Allied with Britain against Boer settlers as survival strategy. Accepted British protectorate status for Bechuanaland, preventing Boer expansion but facilitating British colonial control. Protected his people from immediate threats while enabling long-term colonial domination.
Built vast Islamic empire in West Africa through religious conquest. His Toucouleur Empire engaged in internal slavery and warfare that weakened regional societies before French conquest. His military campaigns created instability that facilitated later colonization.
First African Anglican bishop who served as missionary intermediary within British imperial structures in West Africa. Though a freed slave and accomplished scholar, his missionary work facilitated British cultural and religious colonization of Nigeria.
Built Indian Ocean commercial empire centered on Zanzibar fundamentally based on East African slave trade. Captured and sold hundreds of thousands of Africans into slavery while maintaining relations with European powers. His empire enriched Arab and Swahili elites while devastating mainland African societies.

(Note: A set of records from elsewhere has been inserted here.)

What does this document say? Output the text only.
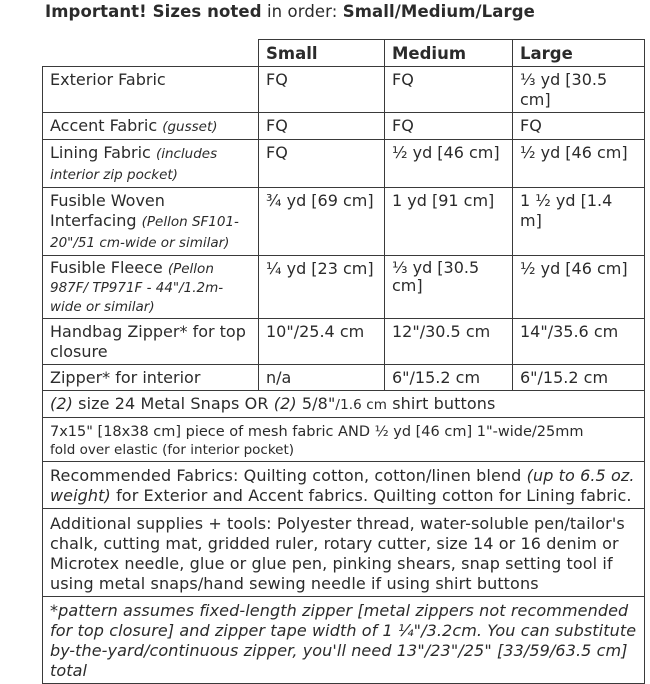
Important! Sizes noted in order: Small/Medium/Large
	Small	Medium	Large
Exterior Fabric	FQ	FQ	⅓ yd [30.5 cm]
Accent Fabric (gusset)	FQ	FQ	FQ
Lining Fabric (includes interior zip pocket)	FQ	½ yd [46 cm]	½ yd [46 cm]
Fusible Woven Interfacing (Pellon SF101- 20"/51 cm-wide or similar)	¾ yd [69 cm]	1 yd [91 cm]	1 ½ yd [1.4 m]
Fusible Fleece (Pellon 987F/ TP971F - 44"/1.2m-wide or similar)	¼ yd [23 cm]	⅓ yd [30.5 cm]	½ yd [46 cm]
Handbag Zipper* for top closure	10"/25.4 cm	12"/30.5 cm	14"/35.6 cm
Zipper* for interior	n/a	6"/15.2 cm	6"/15.2 cm
(2) size 24 Metal Snaps OR (2) 5/8"/1.6 cm shirt buttons			
7x15" [18x38 cm] piece of mesh fabric AND ½ yd [46 cm] 1"-wide/25mm
fold over elastic (for interior pocket)			
Recommended Fabrics: Quilting cotton, cotton/linen blend (up to 6.5 oz. weight) for Exterior and Accent fabrics. Quilting cotton for Lining fabric.			
Additional supplies + tools: Polyester thread, water-soluble pen/tailor's chalk, cutting mat, gridded ruler, rotary cutter, size 14 or 16 denim or Microtex needle, glue or glue pen, pinking shears, snap setting tool if using metal snaps/hand sewing needle if using shirt buttons			
*pattern assumes fixed-length zipper [metal zippers not recommended for top closure] and zipper tape width of 1 ¼"/3.2cm. You can substitute by-the-yard/continuous zipper, you'll need 13"/23"/25" [33/59/63.5 cm] total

Conclusion: Accountability and Historical Memory
Why This Documentation Matters:
These individuals are documented not to deflect responsibility from colonial and neocolonial powers, but to establish a complete historical record. European colonialism and neocolonialism could not have functioned without African collaborators who chose power and wealth over their own people.
Patterns of Collaboration:
Maintaining monetary systems (CFA franc) that extract wealth and limit sovereignty. Hosting foreign military bases enabling external intervention. Prioritizing external alliances over national development. Accumulating personal wealth through state capture and resource extraction. Suppressing movements for genuine independence and transformation. Trading sovereignty for external protection and personal enrichment.
Historical Responsibility: Colonial-era intermediaries participated in slave trade, negotiated protectorates, and facilitated European conquest. Their choices were often constrained by violent circumstances, yet they bear responsibility for enabling systems that enslaved and colonized millions.
Contemporary Complicity: Post-independence leaders had choices. They chose to maintain colonial economic structures, accept foreign military presence, and prioritize elite enrichment over national transformation. These were deliberate political and economic decisions, not inevitable outcomes.
Moving Forward: True liberation requires acknowledging internal complicity alongside external oppression. African agency exists—it has been exercised both for resistance and for collaboration. Naming those who collaborated is essential to preventing future betrayals and building genuine sovereignty.
This documentation serves: Historical memory against erasure, accountability for crimes and betrayals, education for future generations, and determination that such collaboration will not be forgotten or repeated.